For a long time, I didn’t know how to describe to teachers or counselors what I was experiencing, except frustration and anger. The result was that both reading and math were going terribly for me. I found reading difficult. Recalling the sounds of the letters and working out new and longer words didn’t seem difficult, but when my eyes moved to begin a new line of text, they would lose their place. I’d often find my eyes on the line I just read or skip past a line. It still happens now.
My problem in math was different. Numerals don’t function at all like letters for me. Remembering how to spell words correctly was easy for me, but recalling even a short string of numbers was very hard. For some reason, my short-term memory had difficulty holding any digit sequences correctly.
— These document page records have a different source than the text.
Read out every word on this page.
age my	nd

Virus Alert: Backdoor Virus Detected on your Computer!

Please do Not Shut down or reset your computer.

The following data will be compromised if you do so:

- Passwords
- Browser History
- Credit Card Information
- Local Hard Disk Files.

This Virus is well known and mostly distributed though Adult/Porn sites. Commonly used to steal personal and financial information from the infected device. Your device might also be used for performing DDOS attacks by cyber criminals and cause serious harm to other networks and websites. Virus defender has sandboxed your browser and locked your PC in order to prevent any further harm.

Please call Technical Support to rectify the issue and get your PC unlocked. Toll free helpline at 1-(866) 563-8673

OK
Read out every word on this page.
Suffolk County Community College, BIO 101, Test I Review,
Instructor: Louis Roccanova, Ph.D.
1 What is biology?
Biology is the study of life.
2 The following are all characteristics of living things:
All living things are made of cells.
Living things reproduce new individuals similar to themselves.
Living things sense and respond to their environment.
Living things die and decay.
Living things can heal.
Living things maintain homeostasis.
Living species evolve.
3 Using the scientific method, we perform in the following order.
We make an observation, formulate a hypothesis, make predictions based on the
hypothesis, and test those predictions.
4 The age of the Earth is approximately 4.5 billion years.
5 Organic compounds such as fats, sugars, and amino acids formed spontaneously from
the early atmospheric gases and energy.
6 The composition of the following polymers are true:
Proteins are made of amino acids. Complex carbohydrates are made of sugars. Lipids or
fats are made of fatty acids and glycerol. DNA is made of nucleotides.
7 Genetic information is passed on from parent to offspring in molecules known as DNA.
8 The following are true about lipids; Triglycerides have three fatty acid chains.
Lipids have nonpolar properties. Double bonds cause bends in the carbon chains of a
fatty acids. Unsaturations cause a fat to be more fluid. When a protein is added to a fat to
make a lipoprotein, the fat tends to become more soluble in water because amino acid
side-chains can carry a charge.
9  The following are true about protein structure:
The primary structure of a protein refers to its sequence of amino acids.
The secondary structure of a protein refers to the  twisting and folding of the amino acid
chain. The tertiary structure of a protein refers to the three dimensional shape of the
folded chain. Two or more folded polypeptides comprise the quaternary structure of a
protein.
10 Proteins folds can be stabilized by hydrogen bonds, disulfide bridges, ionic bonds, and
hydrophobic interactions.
Even when I could recall the numerals, their order might be confused. Numeric dyslexia? If that’s an actual thing, I didn’t find it searching by that name.
I was never made aware of any tutoring that was done by the school. Private tutors were an expense my parents could not yet afford. If you were clearly having difficulty, the schools typically offered only two options. The first option offered was to just make the student repeat the grade. My folks correctly guessed that it would humiliate me to be flunked into my younger brother’s grade.
The other humiliating option was special education and that was populated by kids with varying degrees of developmental delays. I didn’t want to be with the kids who had cerebral palsy or deafness or partial to complete blindness. Not that I disliked them, I just wanted to be with my “normal” friends.